To adjust the force required to move the fourth plate 20 forward and
backward, the clearance between the teeth 53 and 70 can be altered. This
can be done by adjusting the sizing of the plates during the injection
moulding
process or through a change to the injection mould. Although this is not as
simple as changing a spring for the other motions, the force required for
depth
motion can still be adjusted without affecting the other motions. The amount
of depth adjustment available can be changed by altering the length of the
oblong slots 68.
As illustrated in the Figures, the adjustable four plate assembly 10 can
accommodate a variety of positions according to the user's desire for
positioning the arm rest.
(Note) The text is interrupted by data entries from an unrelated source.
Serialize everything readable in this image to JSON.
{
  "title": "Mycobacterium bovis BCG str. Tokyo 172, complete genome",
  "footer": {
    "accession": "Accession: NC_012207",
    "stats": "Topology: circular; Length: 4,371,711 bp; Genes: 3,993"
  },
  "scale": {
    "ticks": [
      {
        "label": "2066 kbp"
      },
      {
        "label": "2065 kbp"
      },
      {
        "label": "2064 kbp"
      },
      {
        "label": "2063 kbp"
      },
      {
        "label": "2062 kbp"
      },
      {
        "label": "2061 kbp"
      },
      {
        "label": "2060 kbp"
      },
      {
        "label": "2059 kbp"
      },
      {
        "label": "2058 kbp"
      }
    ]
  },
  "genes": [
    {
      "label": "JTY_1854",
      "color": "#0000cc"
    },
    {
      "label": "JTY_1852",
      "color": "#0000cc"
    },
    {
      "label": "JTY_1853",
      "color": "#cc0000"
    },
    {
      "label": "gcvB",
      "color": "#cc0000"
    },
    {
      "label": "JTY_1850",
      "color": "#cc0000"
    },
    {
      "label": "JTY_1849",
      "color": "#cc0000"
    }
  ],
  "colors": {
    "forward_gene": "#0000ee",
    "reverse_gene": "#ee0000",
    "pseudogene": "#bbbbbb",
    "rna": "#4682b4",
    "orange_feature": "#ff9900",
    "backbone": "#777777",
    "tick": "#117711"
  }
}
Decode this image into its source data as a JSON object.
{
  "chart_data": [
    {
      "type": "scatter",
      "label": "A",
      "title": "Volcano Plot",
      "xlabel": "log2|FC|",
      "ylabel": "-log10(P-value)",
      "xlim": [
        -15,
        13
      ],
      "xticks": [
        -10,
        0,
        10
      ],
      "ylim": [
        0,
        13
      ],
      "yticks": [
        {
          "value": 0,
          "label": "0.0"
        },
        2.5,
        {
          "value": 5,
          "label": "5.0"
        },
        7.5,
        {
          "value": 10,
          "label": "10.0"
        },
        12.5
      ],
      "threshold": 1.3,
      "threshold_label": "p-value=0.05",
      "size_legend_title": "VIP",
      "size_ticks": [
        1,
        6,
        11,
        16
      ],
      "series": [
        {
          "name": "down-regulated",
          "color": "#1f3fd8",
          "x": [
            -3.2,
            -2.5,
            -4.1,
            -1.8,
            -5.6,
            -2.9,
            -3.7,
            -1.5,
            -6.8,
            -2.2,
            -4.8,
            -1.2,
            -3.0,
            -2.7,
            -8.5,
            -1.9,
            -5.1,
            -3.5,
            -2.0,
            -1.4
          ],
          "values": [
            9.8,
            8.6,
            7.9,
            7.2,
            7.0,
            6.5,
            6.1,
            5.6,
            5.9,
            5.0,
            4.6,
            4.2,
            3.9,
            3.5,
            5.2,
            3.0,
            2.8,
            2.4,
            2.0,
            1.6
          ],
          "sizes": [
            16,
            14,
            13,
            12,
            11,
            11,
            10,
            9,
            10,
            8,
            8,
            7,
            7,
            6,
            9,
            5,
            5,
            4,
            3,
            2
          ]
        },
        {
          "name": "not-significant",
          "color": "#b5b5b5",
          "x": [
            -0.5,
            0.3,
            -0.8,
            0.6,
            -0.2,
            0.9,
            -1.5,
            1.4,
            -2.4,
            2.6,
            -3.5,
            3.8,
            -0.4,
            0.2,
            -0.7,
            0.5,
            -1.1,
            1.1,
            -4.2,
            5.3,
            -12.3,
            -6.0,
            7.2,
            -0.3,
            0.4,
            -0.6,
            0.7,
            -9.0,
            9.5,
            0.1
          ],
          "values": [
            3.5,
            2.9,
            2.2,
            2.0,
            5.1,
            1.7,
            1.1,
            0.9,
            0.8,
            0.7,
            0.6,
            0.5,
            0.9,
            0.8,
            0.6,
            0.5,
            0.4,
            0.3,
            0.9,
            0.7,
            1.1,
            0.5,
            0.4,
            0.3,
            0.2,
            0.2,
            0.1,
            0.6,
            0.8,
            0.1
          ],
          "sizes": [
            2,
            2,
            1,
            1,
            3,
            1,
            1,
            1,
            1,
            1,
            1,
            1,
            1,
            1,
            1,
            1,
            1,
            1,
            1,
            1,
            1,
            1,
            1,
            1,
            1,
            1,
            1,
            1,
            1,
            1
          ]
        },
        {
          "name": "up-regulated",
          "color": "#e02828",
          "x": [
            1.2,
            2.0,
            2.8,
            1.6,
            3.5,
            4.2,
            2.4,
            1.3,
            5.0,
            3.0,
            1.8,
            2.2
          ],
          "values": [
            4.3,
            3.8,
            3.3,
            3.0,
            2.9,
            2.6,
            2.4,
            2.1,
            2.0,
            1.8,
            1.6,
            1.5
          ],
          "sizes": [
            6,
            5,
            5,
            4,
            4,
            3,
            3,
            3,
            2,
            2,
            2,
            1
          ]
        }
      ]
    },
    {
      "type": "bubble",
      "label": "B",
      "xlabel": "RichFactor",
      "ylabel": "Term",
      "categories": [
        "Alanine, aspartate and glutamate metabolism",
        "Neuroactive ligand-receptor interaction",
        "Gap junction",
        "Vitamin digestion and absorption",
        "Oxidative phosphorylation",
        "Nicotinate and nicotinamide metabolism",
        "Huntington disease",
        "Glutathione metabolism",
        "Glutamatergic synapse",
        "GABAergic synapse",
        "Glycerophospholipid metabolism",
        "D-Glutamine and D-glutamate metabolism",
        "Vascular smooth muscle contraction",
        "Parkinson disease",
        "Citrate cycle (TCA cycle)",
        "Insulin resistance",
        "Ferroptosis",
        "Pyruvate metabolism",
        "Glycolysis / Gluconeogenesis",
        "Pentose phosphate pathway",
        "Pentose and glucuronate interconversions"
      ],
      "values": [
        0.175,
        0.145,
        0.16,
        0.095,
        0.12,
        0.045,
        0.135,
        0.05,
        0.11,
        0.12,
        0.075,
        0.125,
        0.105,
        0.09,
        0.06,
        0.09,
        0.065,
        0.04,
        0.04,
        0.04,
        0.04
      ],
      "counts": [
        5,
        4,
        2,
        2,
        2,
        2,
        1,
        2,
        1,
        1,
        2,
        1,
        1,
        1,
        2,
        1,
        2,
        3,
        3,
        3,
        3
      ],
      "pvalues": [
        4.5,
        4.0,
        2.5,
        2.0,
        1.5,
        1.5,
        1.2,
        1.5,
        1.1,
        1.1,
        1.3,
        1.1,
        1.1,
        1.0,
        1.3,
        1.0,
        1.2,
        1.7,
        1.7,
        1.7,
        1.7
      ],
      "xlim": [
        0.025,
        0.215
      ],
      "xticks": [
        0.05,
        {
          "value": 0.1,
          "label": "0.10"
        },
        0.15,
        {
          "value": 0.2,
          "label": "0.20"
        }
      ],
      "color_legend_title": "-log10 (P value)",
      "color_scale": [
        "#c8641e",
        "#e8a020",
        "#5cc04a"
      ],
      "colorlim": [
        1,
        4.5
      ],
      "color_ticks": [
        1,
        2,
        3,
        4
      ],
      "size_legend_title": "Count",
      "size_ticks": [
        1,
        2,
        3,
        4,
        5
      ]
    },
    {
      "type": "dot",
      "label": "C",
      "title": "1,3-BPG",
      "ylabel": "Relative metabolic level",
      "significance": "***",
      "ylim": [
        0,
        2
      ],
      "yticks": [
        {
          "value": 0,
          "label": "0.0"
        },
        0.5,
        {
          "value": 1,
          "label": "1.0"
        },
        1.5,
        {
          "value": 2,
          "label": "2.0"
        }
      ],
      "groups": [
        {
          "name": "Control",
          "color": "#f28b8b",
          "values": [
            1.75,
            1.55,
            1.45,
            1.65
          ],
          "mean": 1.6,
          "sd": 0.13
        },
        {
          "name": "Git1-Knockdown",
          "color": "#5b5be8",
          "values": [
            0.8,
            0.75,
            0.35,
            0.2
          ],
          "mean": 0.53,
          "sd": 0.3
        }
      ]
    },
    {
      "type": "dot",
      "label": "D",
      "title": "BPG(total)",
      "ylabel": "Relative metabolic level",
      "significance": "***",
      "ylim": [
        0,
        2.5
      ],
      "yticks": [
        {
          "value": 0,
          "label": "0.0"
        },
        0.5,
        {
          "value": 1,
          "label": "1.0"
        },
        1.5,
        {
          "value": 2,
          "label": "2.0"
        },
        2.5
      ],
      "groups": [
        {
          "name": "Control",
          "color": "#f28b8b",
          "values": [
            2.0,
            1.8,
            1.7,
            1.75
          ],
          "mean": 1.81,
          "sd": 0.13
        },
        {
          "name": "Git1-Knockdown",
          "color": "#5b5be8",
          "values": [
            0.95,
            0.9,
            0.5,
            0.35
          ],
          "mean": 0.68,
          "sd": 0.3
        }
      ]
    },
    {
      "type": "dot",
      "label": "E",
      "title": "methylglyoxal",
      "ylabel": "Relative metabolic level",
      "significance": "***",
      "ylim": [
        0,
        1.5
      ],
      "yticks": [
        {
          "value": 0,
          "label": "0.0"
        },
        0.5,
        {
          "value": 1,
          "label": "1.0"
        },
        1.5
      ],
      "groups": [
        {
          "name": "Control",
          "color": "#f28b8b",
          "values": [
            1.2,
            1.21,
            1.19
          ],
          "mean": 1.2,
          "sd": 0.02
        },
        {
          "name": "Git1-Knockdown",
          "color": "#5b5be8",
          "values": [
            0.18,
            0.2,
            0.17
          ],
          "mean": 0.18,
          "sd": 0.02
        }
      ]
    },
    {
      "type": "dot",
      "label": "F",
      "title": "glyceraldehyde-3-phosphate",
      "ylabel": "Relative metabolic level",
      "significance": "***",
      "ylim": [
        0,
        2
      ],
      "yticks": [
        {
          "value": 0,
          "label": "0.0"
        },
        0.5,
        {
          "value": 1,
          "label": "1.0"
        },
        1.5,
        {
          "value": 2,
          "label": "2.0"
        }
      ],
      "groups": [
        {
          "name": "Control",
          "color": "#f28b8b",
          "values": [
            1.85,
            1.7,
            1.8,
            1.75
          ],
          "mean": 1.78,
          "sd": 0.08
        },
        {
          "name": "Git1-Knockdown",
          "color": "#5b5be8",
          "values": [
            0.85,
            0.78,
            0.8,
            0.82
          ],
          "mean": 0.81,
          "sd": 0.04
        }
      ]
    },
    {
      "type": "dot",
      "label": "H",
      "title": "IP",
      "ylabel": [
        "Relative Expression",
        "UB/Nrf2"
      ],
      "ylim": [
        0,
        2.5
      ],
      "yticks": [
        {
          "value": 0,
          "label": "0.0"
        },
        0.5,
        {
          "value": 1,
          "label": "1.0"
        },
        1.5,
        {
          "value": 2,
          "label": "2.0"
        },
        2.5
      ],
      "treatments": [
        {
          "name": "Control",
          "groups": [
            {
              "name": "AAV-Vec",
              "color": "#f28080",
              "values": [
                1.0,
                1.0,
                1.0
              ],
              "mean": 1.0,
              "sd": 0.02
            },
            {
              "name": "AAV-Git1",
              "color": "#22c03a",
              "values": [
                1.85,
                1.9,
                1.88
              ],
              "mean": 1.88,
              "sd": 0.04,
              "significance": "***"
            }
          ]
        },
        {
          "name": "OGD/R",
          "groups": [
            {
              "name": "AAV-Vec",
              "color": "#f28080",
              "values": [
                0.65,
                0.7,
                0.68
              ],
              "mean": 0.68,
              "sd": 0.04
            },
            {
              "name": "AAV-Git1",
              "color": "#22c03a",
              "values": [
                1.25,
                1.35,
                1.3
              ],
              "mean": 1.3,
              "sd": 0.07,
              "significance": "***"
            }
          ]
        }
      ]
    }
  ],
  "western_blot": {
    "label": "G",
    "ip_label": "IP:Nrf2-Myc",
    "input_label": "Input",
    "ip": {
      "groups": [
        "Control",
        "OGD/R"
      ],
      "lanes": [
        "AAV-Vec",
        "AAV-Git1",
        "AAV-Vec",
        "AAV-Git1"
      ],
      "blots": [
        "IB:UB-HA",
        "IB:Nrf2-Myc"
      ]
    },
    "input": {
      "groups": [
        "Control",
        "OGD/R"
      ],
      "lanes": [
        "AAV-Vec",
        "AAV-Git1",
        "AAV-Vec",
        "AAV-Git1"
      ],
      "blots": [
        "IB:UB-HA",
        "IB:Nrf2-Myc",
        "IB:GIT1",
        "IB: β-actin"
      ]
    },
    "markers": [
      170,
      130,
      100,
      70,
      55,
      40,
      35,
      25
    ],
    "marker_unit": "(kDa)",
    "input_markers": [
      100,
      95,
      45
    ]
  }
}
These movements may be achieved in isolation, or
in a variety of combinations. For example, the user may wish to have the arm
rest forward and pivoted slightly inwards, or the user might wish to have the
arm rest slid away from the user's body to allow for easier and greater access
to the chair 12 itself. The adjustable four plate assembly 10 may also be
adapted and mounted at other locations on a chair 12 for example a chair
back or lumbar support.
Other variations and modifications of the invention are possible. All
such modifications or variations are believed to be within the sphere and
scope of the invention as defined by the claims appended hereto.